Jacky Lo’s silk and paper-based works focus on exploring the production and materiality of silk, linking it to skills, lost histories, and migration of the artist’s family. Like a Moth to a Flame (飞蛾扑火) highlights the complexity of silk as a natural fibre and its extraction and production of the silkworm. Considering the history of silk with Lo’s own, the silk embroidery reimagines the forgotten experiences and skills of Lo’s great-grandmother who was a master embroiderer in China but had to let go of her practice due to the Cultural Revolution. Slow Burn and Mùrè I (Mulberry I, 木热 I) are handmade papers from mulberry leaves that silkworms consume.
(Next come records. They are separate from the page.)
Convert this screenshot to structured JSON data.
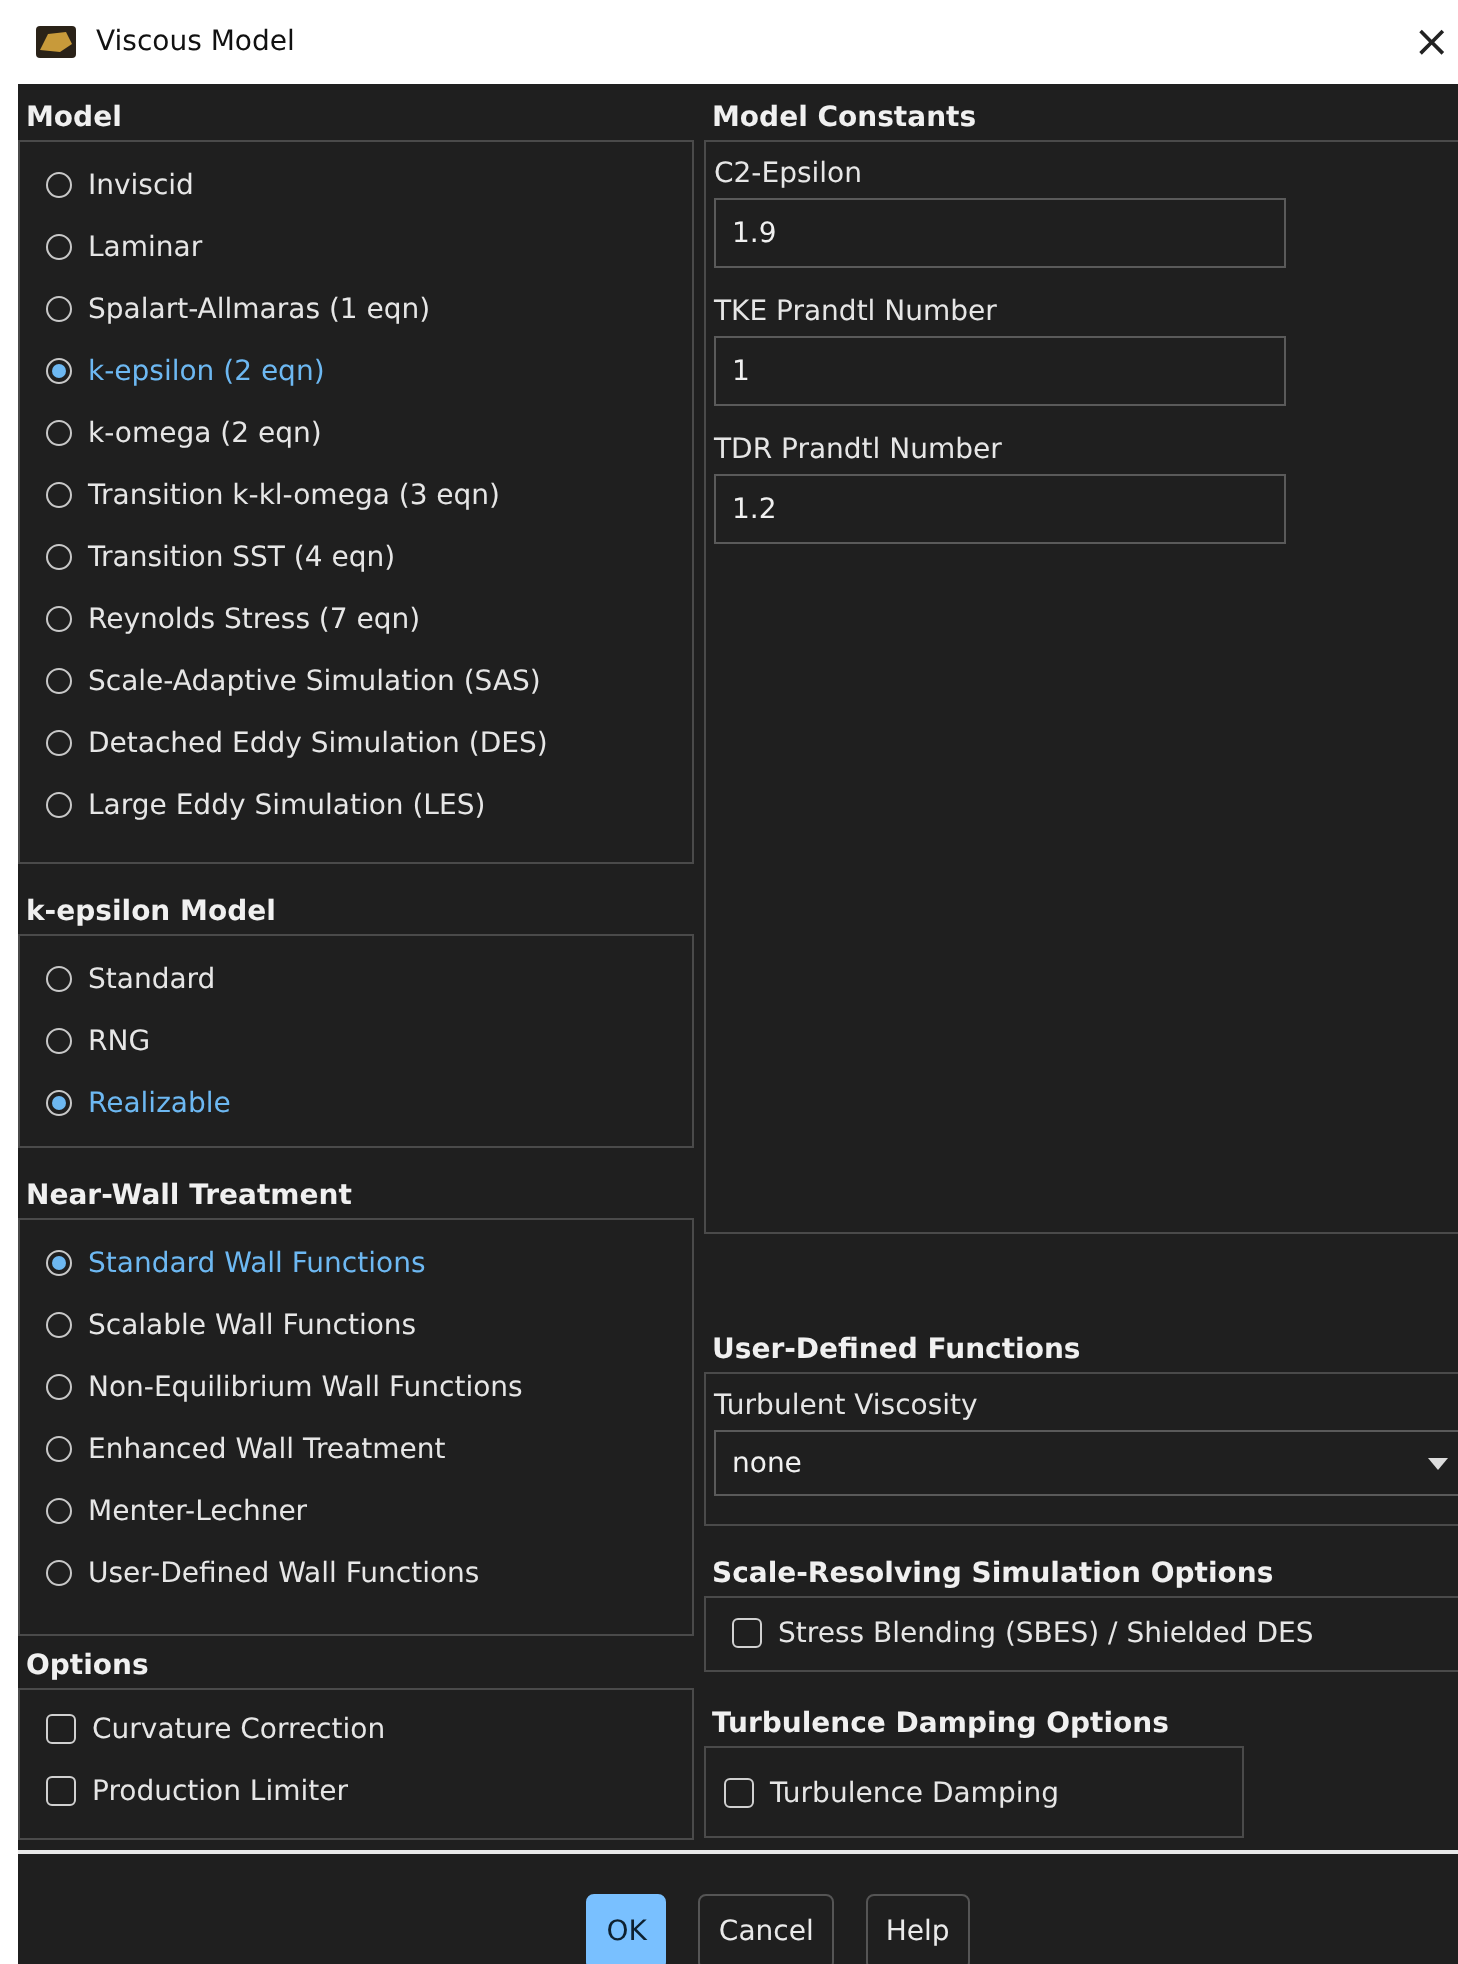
{
  "window": {
    "title": "Viscous Model",
    "close": "×"
  },
  "model": {
    "title": "Model",
    "options": [
      {
        "label": "Inviscid",
        "selected": false
      },
      {
        "label": "Laminar",
        "selected": false
      },
      {
        "label": "Spalart-Allmaras (1 eqn)",
        "selected": false
      },
      {
        "label": "k-epsilon (2 eqn)",
        "selected": true
      },
      {
        "label": "k-omega (2 eqn)",
        "selected": false
      },
      {
        "label": "Transition k-kl-omega (3 eqn)",
        "selected": false
      },
      {
        "label": "Transition SST (4 eqn)",
        "selected": false
      },
      {
        "label": "Reynolds Stress (7 eqn)",
        "selected": false
      },
      {
        "label": "Scale-Adaptive Simulation (SAS)",
        "selected": false
      },
      {
        "label": "Detached Eddy Simulation (DES)",
        "selected": false
      },
      {
        "label": "Large Eddy Simulation (LES)",
        "selected": false
      }
    ]
  },
  "k_epsilon_model": {
    "title": "k-epsilon Model",
    "options": [
      {
        "label": "Standard",
        "selected": false
      },
      {
        "label": "RNG",
        "selected": false
      },
      {
        "label": "Realizable",
        "selected": true
      }
    ]
  },
  "near_wall_treatment": {
    "title": "Near-Wall Treatment",
    "options": [
      {
        "label": "Standard Wall Functions",
        "selected": true
      },
      {
        "label": "Scalable Wall Functions",
        "selected": false
      },
      {
        "label": "Non-Equilibrium Wall Functions",
        "selected": false
      },
      {
        "label": "Enhanced Wall Treatment",
        "selected": false
      },
      {
        "label": "Menter-Lechner",
        "selected": false
      },
      {
        "label": "User-Defined Wall Functions",
        "selected": false
      }
    ]
  },
  "options": {
    "title": "Options",
    "items": [
      {
        "label": "Curvature Correction",
        "checked": false
      },
      {
        "label": "Production Limiter",
        "checked": false
      }
    ]
  },
  "model_constants": {
    "title": "Model Constants",
    "fields": [
      {
        "label": "C2-Epsilon",
        "value": "1.9"
      },
      {
        "label": "TKE Prandtl Number",
        "value": "1"
      },
      {
        "label": "TDR Prandtl Number",
        "value": "1.2"
      }
    ]
  },
  "user_defined_functions": {
    "title": "User-Defined Functions",
    "label": "Turbulent Viscosity",
    "value": "none"
  },
  "scale_resolving": {
    "title": "Scale-Resolving Simulation Options",
    "items": [
      {
        "label": "Stress Blending (SBES) / Shielded DES",
        "checked": false
      }
    ]
  },
  "turbulence_damping": {
    "title": "Turbulence Damping Options",
    "items": [
      {
        "label": "Turbulence Damping",
        "checked": false
      }
    ]
  },
  "buttons": [
    {
      "label": "OK",
      "default": true
    },
    {
      "label": "Cancel",
      "default": false
    },
    {
      "label": "Help",
      "default": false
    }
  ]
}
The burnt marks on the paper emulates the bite marks and immolation of silkworm, representing the lost skill of the artist’s great-grandmother.

Marcie Rohr

The use of layers in artist Marcie Rohr’s work is her way of mimicking transformation in life, as it occurs in unwavering repetition and variety. Occurring incrementally, moment to moment, seemingly invisible, or in the form of sweeping, dramatic change, it seems that existence itself can be summarized as an endless layering of transformations. Rohr’s artistic practice has evolved into a meditation on this continual progression. She paints in acrylics, translucent and fast drying, and their layers slowly build up, sometimes over years. Rohr introduces oil paint, purposely confusing her sense of time, forcing the progression of the work to slow down, until forms that feel right to her emerge. These compositions often hang in a balance between geographical and figurative. The oneness of body and land is a place that Rohr muses on continually, and most of her works are explorations of this intersection.

Aileen Vantomme

Aileen Vantomme is a visual artist, with a recent refocus on ceramics. She works in stoneware solely by hand, using both coil and slab built methods, to create textures and forms heavily influenced by much time spent on the shoreline of Gabriola Island. While walks along the shoreline provided a respite from the pandemic stresses, the discarded shells provided moments to pause and explore the intricacies of the simple life form with touch. This physical connection proved most calming for Vantomme and revealed to her why beach combing is such a popular pastime. New work, inspired by the ubiquitous sea shell, augments traditional clay techniques with custom formulated glazes to embody the shell’s tactile components while conveying the handmade process.  Deposited in a grouping, the vessels are ready for collection and provide an alternative keepsake to the simple moments lost during these last few challenging years.